FAA clears Virgin Galactic to resume its spaceflights

An American spaceflight company, Virgin Galactic, has been cleared to fly FAA-licensed spaceflights following the conclusion of an FAA inquiry that focused on air traffic control clearance and real-time mission notification related to the Unity 22 flight in July.

On July 11, Virgin Galactic performed its first fully-manned flight with the SpaceShip Two Unity craft, which carried founder Richard Branson and five others on board. At the end of the flight, they landed safely, but some incidents that occurred during the undertaking led to an investigation by the FAA.

The FAA determined that the spacecraft had deviated from its assigned airspace for a minute and 41 seconds and failed to report the error as required. However, it accepted Virgin Galactic’s proposal to expand the protected airspace for a wider array of possible trajectories and to communicate with air traffic control in real-time during flights.
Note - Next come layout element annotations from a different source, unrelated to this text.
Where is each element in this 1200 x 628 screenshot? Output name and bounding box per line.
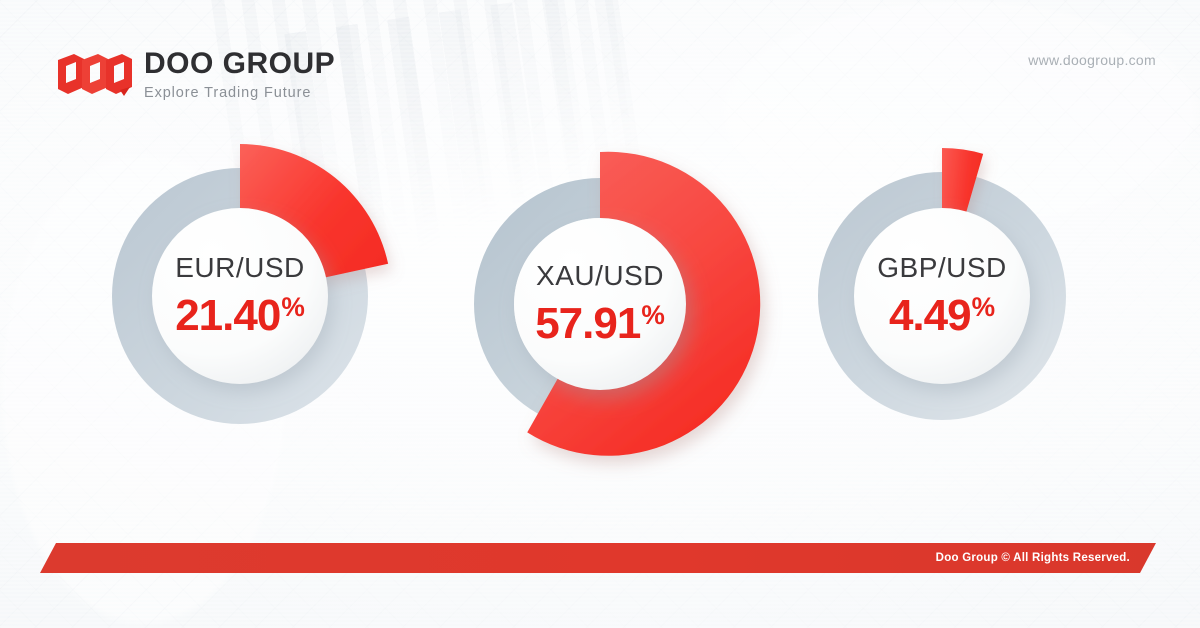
footer-ribbon: Doo Group © All Rights Reserved.	[40, 543, 1156, 573]
brand-logo[interactable]: DOO GROUP Explore Trading Future	[56, 48, 335, 103]
doo-triple-d-mark-icon	[56, 50, 134, 98]
hub-eur-usd	[152, 208, 328, 384]
copyright-text: Doo Group © All Rights Reserved.	[936, 543, 1130, 573]
site-url[interactable]: www.doogroup.com	[1028, 52, 1156, 68]
brand-name: DOO GROUP	[144, 48, 335, 80]
donut-chart-eur-usd[interactable]: EUR/USD 21.40 %	[112, 154, 432, 454]
donut-chart-group: EUR/USD 21.40 %	[0, 118, 1200, 518]
hub-gbp-usd	[854, 208, 1030, 384]
infographic-canvas: DOO GROUP Explore Trading Future www.doo…	[0, 0, 1200, 628]
header: DOO GROUP Explore Trading Future www.doo…	[0, 0, 1200, 130]
donut-chart-gbp-usd[interactable]: GBP/USD 4.49 %	[818, 154, 1138, 454]
hub-xau-usd	[514, 218, 686, 390]
donut-chart-xau-usd[interactable]: XAU/USD 57.91 %	[440, 138, 780, 518]
brand-tagline: Explore Trading Future	[144, 83, 335, 103]
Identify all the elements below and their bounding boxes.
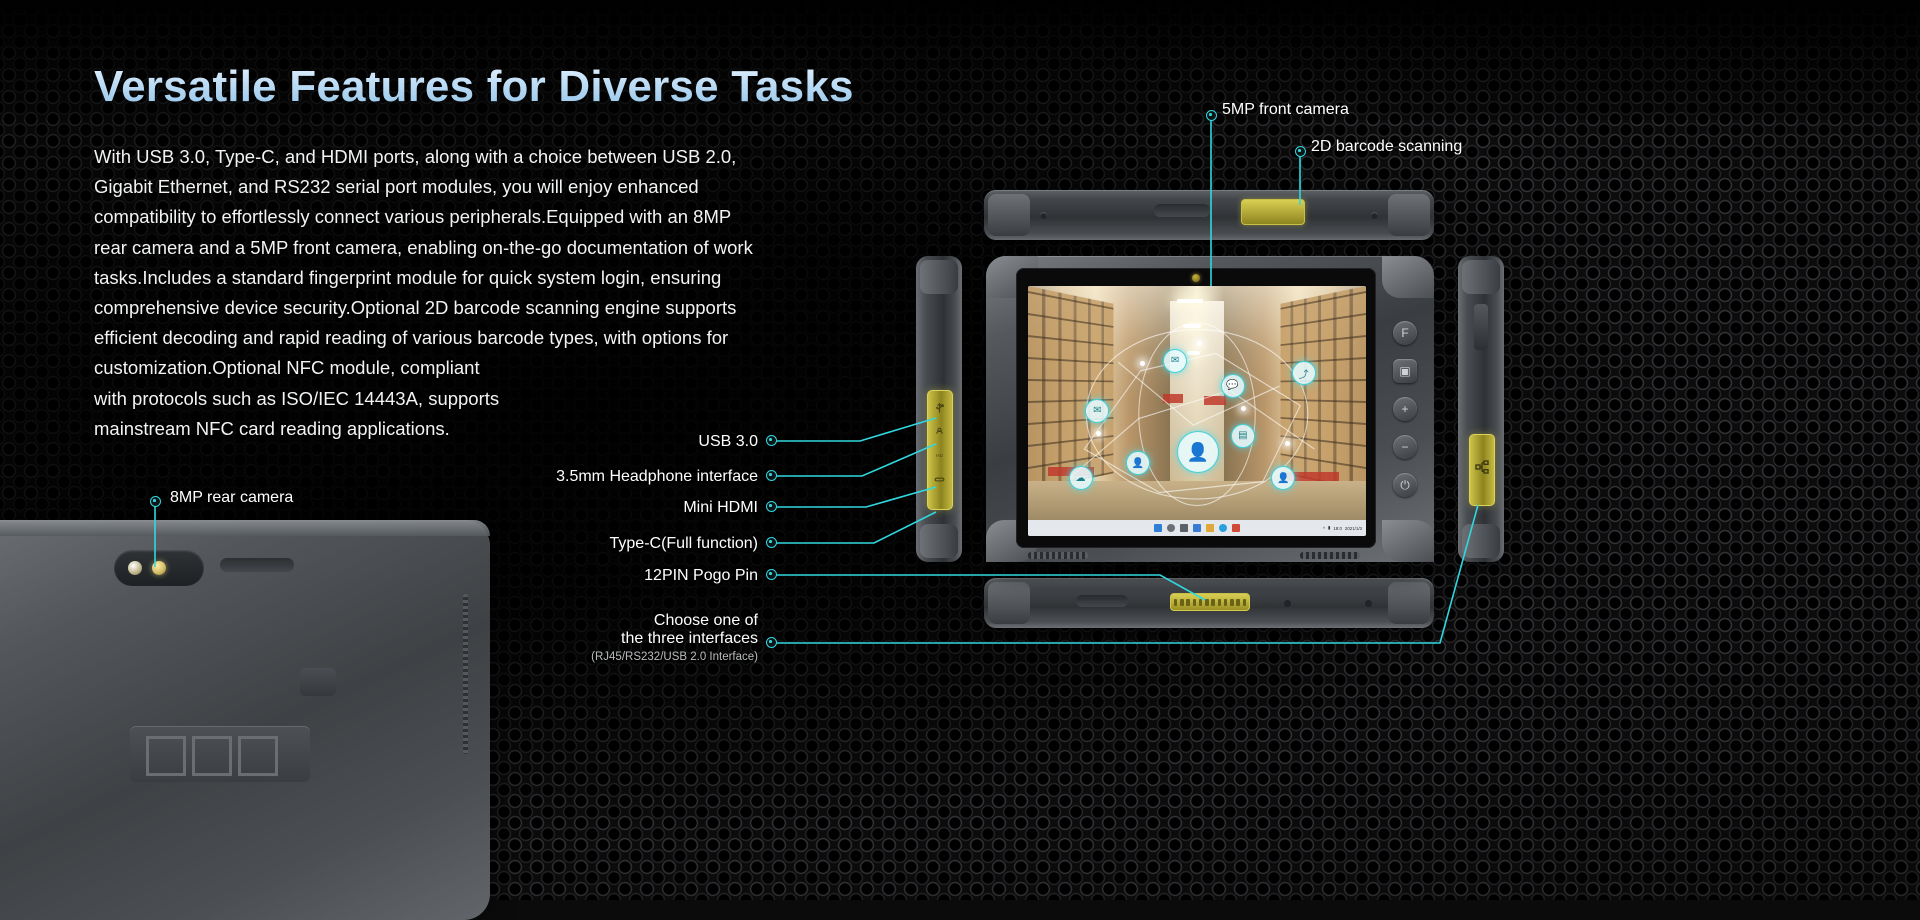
tray-chevron-icon[interactable]: ^	[1323, 526, 1325, 531]
network-node-user-icon: 👤	[1126, 451, 1150, 475]
start-button-icon[interactable]	[1154, 524, 1162, 532]
edge-screw-icon	[1284, 600, 1291, 607]
bottom-edge-slot	[1076, 595, 1128, 607]
shelf-left	[1028, 286, 1113, 491]
callout-label-usb3: USB 3.0	[698, 433, 758, 451]
wifi-icon[interactable]: ▮	[1328, 525, 1330, 531]
paragraph-line: customization.Optional NFC module, compl…	[94, 353, 824, 383]
edge-corner-bumper	[1462, 524, 1500, 558]
paragraph-line: compatibility to effortlessly connect va…	[94, 202, 824, 232]
callout-dot-typec	[766, 537, 777, 548]
speaker-grille	[1300, 552, 1360, 559]
panel-marking	[146, 736, 186, 776]
callout-dot-barcode	[1295, 146, 1306, 157]
speaker-grille	[1028, 552, 1088, 559]
network-node-share-icon: ⤴	[1292, 361, 1316, 385]
io-port-panel: HD	[927, 390, 953, 510]
edge-corner-bumper	[920, 524, 958, 558]
network-node-mail-icon: ✉	[1163, 349, 1187, 373]
edge-browser-icon[interactable]	[1219, 524, 1227, 532]
rear-grip-texture	[463, 594, 468, 754]
callout-label-front-camera: 5MP front camera	[1222, 101, 1349, 119]
paragraph-line: With USB 3.0, Type-C, and HDMI ports, al…	[94, 142, 824, 172]
windows-button[interactable]: ▣	[1393, 359, 1417, 383]
svg-text:HD: HD	[936, 453, 944, 459]
function-button[interactable]: F	[1393, 321, 1417, 345]
callout-label-hdmi: Mini HDMI	[683, 499, 758, 517]
callout-dot-pogo	[766, 569, 777, 580]
volume-up-button[interactable]: +	[1393, 397, 1417, 421]
network-port-icon	[1474, 459, 1490, 475]
callout-label-pogo: 12PIN Pogo Pin	[644, 567, 758, 585]
front-camera-icon	[1192, 274, 1200, 282]
power-button[interactable]: ⏻	[1393, 473, 1417, 497]
edge-screw-icon	[1040, 212, 1047, 219]
file-explorer-icon[interactable]	[1206, 524, 1214, 532]
task-view-icon[interactable]	[1180, 524, 1188, 532]
edge-corner-bumper	[988, 194, 1030, 236]
edge-corner-bumper	[1462, 260, 1500, 294]
device-bottom-edge-view	[984, 578, 1434, 628]
display-bezel: ✉ ✉ 💬 ⤴ ▤ ☁ 👤 👤 👤 ^ ▮	[1016, 268, 1376, 548]
interfaces-subnote: (RJ45/RS232/USB 2.0 Interface)	[591, 651, 758, 663]
callout-dot-usb3	[766, 435, 777, 446]
callout-label-headphone: 3.5mm Headphone interface	[556, 468, 758, 486]
network-node-chat-icon: 💬	[1221, 374, 1245, 398]
page-title: Versatile Features for Diverse Tasks	[94, 62, 854, 112]
callout-label-interfaces: Choose one of the three interfaces (RJ45…	[591, 612, 758, 663]
edge-corner-bumper	[920, 260, 958, 294]
network-node-mail-icon: ✉	[1085, 399, 1109, 423]
callout-dot-hdmi	[766, 501, 777, 512]
rear-expansion-panel	[130, 726, 310, 782]
callout-label-typec: Type-C(Full function)	[610, 535, 759, 553]
paragraph-line: Gigabit Ethernet, and RS232 serial port …	[94, 172, 824, 202]
clock-date: 2021/1/3	[1345, 526, 1362, 531]
interfaces-line-1: Choose one of	[591, 612, 758, 630]
side-buttons-cluster[interactable]	[1474, 304, 1488, 350]
rear-camera-lens-icon	[152, 561, 166, 575]
device-left-edge-view: HD	[916, 256, 962, 562]
network-node-primary-user-icon: 👤	[1177, 431, 1219, 473]
panel-marking	[238, 736, 278, 776]
callout-label-barcode: 2D barcode scanning	[1311, 138, 1462, 156]
search-icon[interactable]	[1167, 524, 1175, 532]
edge-screw-icon	[1365, 600, 1372, 607]
paragraph-line: with protocols such as ISO/IEC 14443A, s…	[94, 384, 824, 414]
front-side-button-column[interactable]: F ▣ + − ⏻	[1382, 278, 1428, 540]
callout-dot-headphone	[766, 470, 777, 481]
widgets-icon[interactable]	[1193, 524, 1201, 532]
display-screen[interactable]: ✉ ✉ 💬 ⤴ ▤ ☁ 👤 👤 👤 ^ ▮	[1028, 286, 1366, 536]
description-paragraph: With USB 3.0, Type-C, and HDMI ports, al…	[94, 142, 824, 444]
pogo-pin-connector	[1170, 593, 1250, 611]
device-right-edge-view	[1458, 256, 1504, 562]
hdmi-icon: HD	[933, 449, 946, 462]
callout-label-rear-camera: 8MP rear camera	[170, 489, 293, 507]
callout-dot-front-camera	[1206, 110, 1217, 121]
rear-vent-strip	[220, 558, 294, 572]
paragraph-line: rear camera and a 5MP front camera, enab…	[94, 233, 824, 263]
interfaces-line-2: the three interfaces	[591, 630, 758, 648]
paragraph-line: tasks.Includes a standard fingerprint mo…	[94, 263, 824, 293]
edge-corner-bumper	[1388, 582, 1430, 624]
shelf-right	[1281, 286, 1366, 491]
headphone-jack-icon	[933, 425, 946, 438]
callout-dot-interfaces	[766, 637, 777, 648]
edge-corner-bumper	[988, 582, 1030, 624]
rear-label-plate	[300, 668, 336, 696]
device-top-edge-view	[984, 190, 1434, 240]
edge-corner-bumper	[1388, 194, 1430, 236]
device-front-view: ✉ ✉ 💬 ⤴ ▤ ☁ 👤 👤 👤 ^ ▮	[986, 256, 1434, 562]
volume-down-button[interactable]: −	[1393, 435, 1417, 459]
top-edge-slot	[1154, 204, 1210, 217]
panel-marking	[192, 736, 232, 776]
clock-time: 18:0	[1333, 526, 1342, 531]
warehouse-wallpaper: ✉ ✉ 💬 ⤴ ▤ ☁ 👤 👤 👤	[1028, 286, 1366, 536]
rear-shell	[0, 520, 490, 920]
windows-taskbar[interactable]: ^ ▮ 18:0 2021/1/3	[1028, 520, 1366, 536]
paragraph-line: comprehensive device security.Optional 2…	[94, 293, 824, 323]
edge-screw-icon	[1371, 212, 1378, 219]
system-tray[interactable]: ^ ▮ 18:0 2021/1/3	[1323, 525, 1362, 531]
paragraph-line: efficient decoding and rapid reading of …	[94, 323, 824, 353]
callout-dot-rear-camera	[150, 496, 161, 507]
device-rear-view	[0, 520, 490, 920]
expansion-module-panel	[1469, 434, 1495, 506]
rear-camera-island	[114, 550, 204, 586]
rear-flash-lens-icon	[128, 561, 142, 575]
network-node-cloud-icon: ☁	[1069, 466, 1093, 490]
usb-icon	[933, 401, 946, 414]
app-icon[interactable]	[1232, 524, 1240, 532]
network-node-chart-icon: ▤	[1231, 424, 1255, 448]
rear-top-edge	[0, 520, 490, 536]
barcode-scanner-window	[1241, 199, 1305, 225]
type-c-icon	[933, 473, 946, 486]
“Our entire approach to spaceflight is guided by a fundamental commitment to safety at every level, including our spaceflight system and our test flight program,” said Michael Colglazier, Chief Executive Officer of Virgin Galactic. “We appreciate the FAA’s thorough review of this inquiry. Our test flight program is specifically designed to continually improve our processes and procedures. The updates to our airspace and real-time mission notification protocols will strengthen our preparations as we move closer to the commercial launch of our spaceflight experience.”

A report in the New Yorker, published in September, claimed that the plane left the designated airspace and pilots saw a “red light” warning near the end of the powered flight indicating that the spacecraft had veered outside of its designated airspace for nearly two minutes, putting it at risk of an emergency landing. The spaceflight company said that the deviation was due to high altitude winds and that craft didn’t fly outside the lateral confines of its mandated airspace, which is designated to protect local populations and industry from potential disaster should the worst happen.

With the flight clearance in hand again, Virgin Galactic continues to focus on its pre-flight readiness for Unity 23. It may fly its next mission in mid-October.